In The Sign of The Four, Sherlock Holmes said: ” One of our greatest statesmen has said that a change of work is the best rest. So it is.” (The statesman is William Gladstone, a former prime minister of UK in late 18th century, at the peak of its industrial empire.) In the novel, Holmes was having difficulty finding the criminal’s hiding place, so he turned to his chemistry experiments for a change of mind. Although Holmes is a fictitious character and his non-sleep working mode could be unrealistic, I think the idea of taking a rest by changing work is tantalizing because it hints at a way of achieving more with less, time-wise.
But does it really work? My experience points to the question what constitutes a “change”. I divide activities into two broad category: physical and mental. There is only so long that I can continuously do one activity without feeling fatigue. For the mind, it is mental drain; for the body, it is the muscle pain. After all, it is necessary for the mind to contextualize what is learned and for the body to repair and to rebuild. There are finer divisions within each of these two broad categories. For physical, there are flexibility, strength, and endurance exercises. All are related, but exercising one does not tire you from doing another. In fact, it is always good to change from one type of exercises to another from time to time. Likewise, mental activities can be put into quite a few divisions. Different people will probably divide them differently; mine are analytic/logical, emotional/spiritual, creative/expressive work. Each division requires exercising a different part of the brain, so in principle, one can switch between each of those tasks without getting tired.

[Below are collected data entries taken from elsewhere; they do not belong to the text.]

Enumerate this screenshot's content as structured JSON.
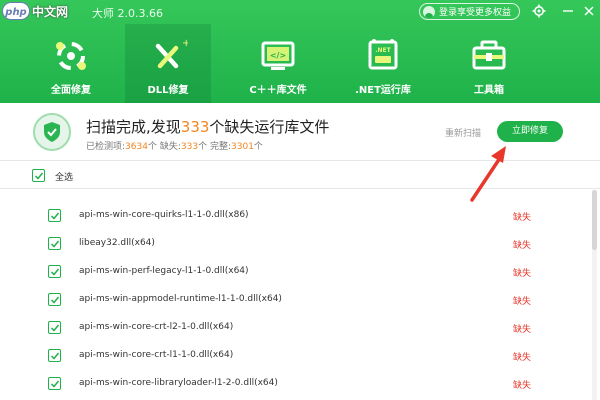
{
  "watermark": {
    "logo_text": "php",
    "text": "中文网"
  },
  "app": {
    "title": "大师 2.0.3.66"
  },
  "titlebar": {
    "login_label": "登录享受更多权益",
    "settings_icon": "gear-icon",
    "close_icon": "close-icon"
  },
  "tabs": [
    {
      "label": "全面修复",
      "icon": "full-repair-icon",
      "active": false
    },
    {
      "label": "DLL修复",
      "icon": "dll-repair-icon",
      "active": true
    },
    {
      "label": "C＋＋库文件",
      "icon": "cpp-library-icon",
      "active": false
    },
    {
      "label": ".NET运行库",
      "icon": "dotnet-runtime-icon",
      "active": false
    },
    {
      "label": "工具箱",
      "icon": "toolbox-icon",
      "active": false
    }
  ],
  "summary": {
    "title_prefix": "扫描完成,发现",
    "missing_count": "333",
    "title_suffix": "个缺失运行库文件",
    "detected_label": "已检测项:",
    "detected": "3634",
    "detected_unit": "个",
    "missing_label": "缺失:",
    "missing": "333",
    "missing_unit": "个",
    "complete_label": "完整:",
    "complete": "3301",
    "complete_unit": "个",
    "rescan_label": "重新扫描",
    "fix_label": "立即修复"
  },
  "select_all": {
    "label": "全选",
    "checked": true
  },
  "files": [
    {
      "name": "api-ms-win-core-quirks-l1-1-0.dll(x86)",
      "status": "缺失",
      "checked": true
    },
    {
      "name": "libeay32.dll(x64)",
      "status": "缺失",
      "checked": true
    },
    {
      "name": "api-ms-win-perf-legacy-l1-1-0.dll(x64)",
      "status": "缺失",
      "checked": true
    },
    {
      "name": "api-ms-win-appmodel-runtime-l1-1-0.dll(x64)",
      "status": "缺失",
      "checked": true
    },
    {
      "name": "api-ms-win-core-crt-l2-1-0.dll(x64)",
      "status": "缺失",
      "checked": true
    },
    {
      "name": "api-ms-win-core-crt-l1-1-0.dll(x64)",
      "status": "缺失",
      "checked": true
    },
    {
      "name": "api-ms-win-core-libraryloader-l1-2-0.dll(x64)",
      "status": "缺失",
      "checked": true
    }
  ],
  "colors": {
    "primary_green": "#1fb24a",
    "accent_orange": "#f5841f",
    "missing_red": "#e8382c",
    "annotation_arrow": "#e8382c"
  }
}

Those are theories; real activities, particularly work projects of any sort, do not fit nicely into one division. What’s more, a change of work is quite often a result of hitting a deadlock, rather than a result of a voluntary change of mind, as in the case of Holmes and in numerous occasions of mine. These temporary frustrations accelerates fatigue. Fatigue can in turn tamper the quality of one’s judgement, undermine one’s emotional stability, reduces one’s stress resistance, and ultimately leads to more frustrations. It is a downward spiral that one has to avoid.
The important lesson, I have learned, is to realize exactly what fatigue can do to the body and the mind, to be alert when it happens, and to be able to stop and voluntarily rest or change activities before the downward spiral starts. This, I believe, is the art of resting.